# dodo juice Banana armour or Collinite #915?



## askernlad (Oct 21, 2007)

Hi which wax would be the best to use on a red Honda civic type r?


----------



## Bigpikle (May 21, 2007)

I think you're going to get asked to define 'best' ......

915 likely to last longer, as Collinite is very durable. Although I havent used it personally, the Dodo has a great rep for looks, but probably isnt going to last as long. There are LOADS of pics and options mentioned in the Showroom thread about red cars, so have a look in there for ideas and results.

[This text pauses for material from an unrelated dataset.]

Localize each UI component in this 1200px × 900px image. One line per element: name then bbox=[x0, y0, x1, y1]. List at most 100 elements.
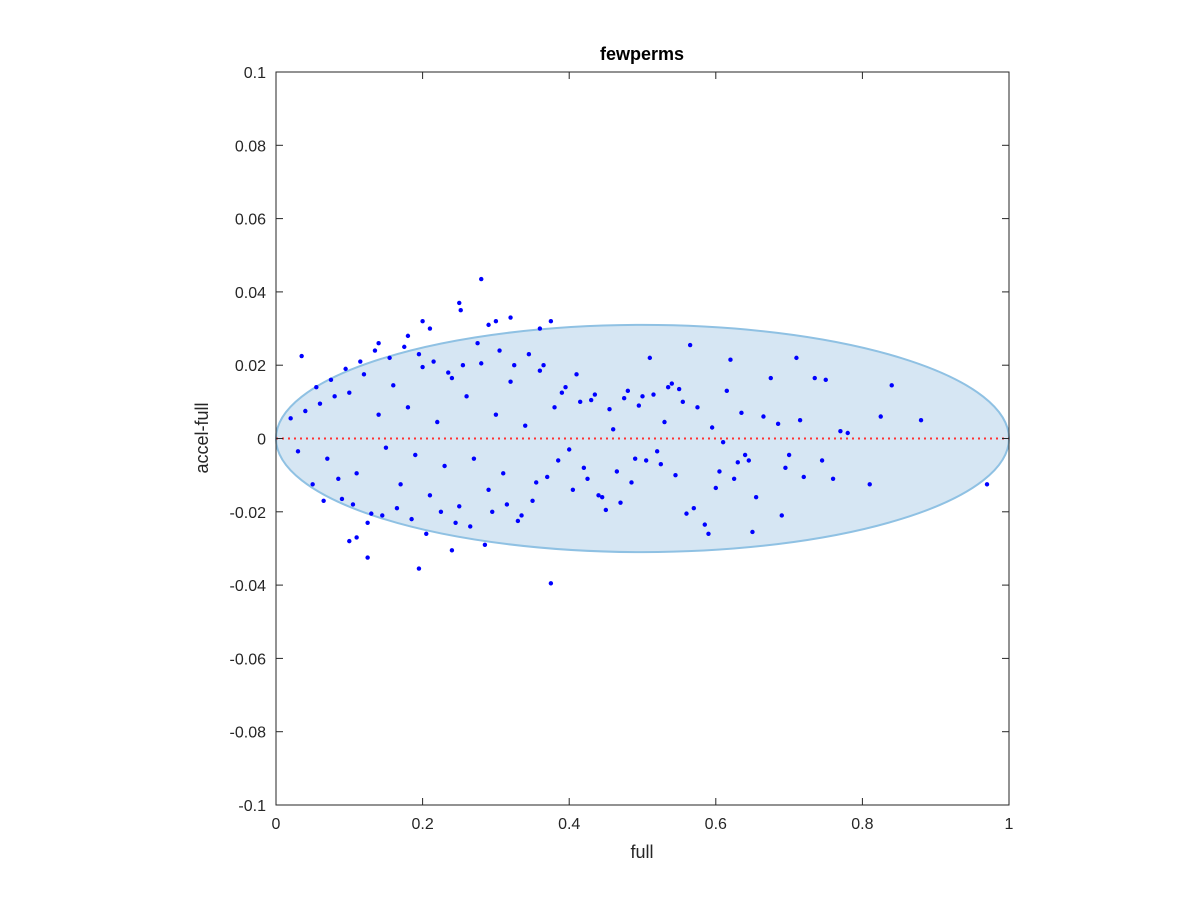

Remember prep is the key anyway to both looks and durability, so have you got this all sorted?


----------



## Petrolhead Matt (Jul 13, 2007)

Yeah, as above, it depends on what you want out of the wax and the paint prep is essential.


----------



## ianFRST (Sep 19, 2006)

both :thumb: 

even people with expensive waxes have use for collinite in winter, so buy both :lol: :thumb:


----------



## ahaydock (Jan 4, 2007)

How about a coat of Colly 476 for a durable base and layer with Banana Amour for looks?


----------



## askernlad (Oct 21, 2007)

So the collinite #915 is gona be better for the winter period, and the dodo for the summer?


----------



## askernlad (Oct 21, 2007)

So i would be ok to put a coat of the banana armour over the top of Collinite?
If im gona do this would the 476 be better than the 915?


----------



## visor (Sep 8, 2007)

i maybe tempted to get both dodo 1st and #915 on top.


----------



## askernlad (Oct 21, 2007)

If i put the 915 over the top of the dodo will i loose the wetness of the dodo that im after? Also would you recommend the jetseal109 or the dodo juice lime prime before either of these waxs?


----------



## rockape (Feb 18, 2007)

swissvax cf, 109, 915


----------



## askernlad (Oct 21, 2007)

jetseal, and collinite #915 it is then. That looks stunning. Just hope it works as nice on red with it being a warmer colour than blue? Wasnt sure if the two would work together but but take it it does.
Cheers Rock.


----------



## rockape (Feb 18, 2007)

no problem, enjoy:thumb:


----------



## roscopervis (Aug 22, 2006)

Both would be very good. People tend to say that the Collintes are durable, but neglect the fact that, with the right prep, they have very good looks too! Saying that, reports about the Banana Armour tend to indicate that it will also be durable. Its a newish wax though so time really hasn't told.

Its all about the preparation really. I'd be happy to use both, maybe an experiment if you were so inclined.


----------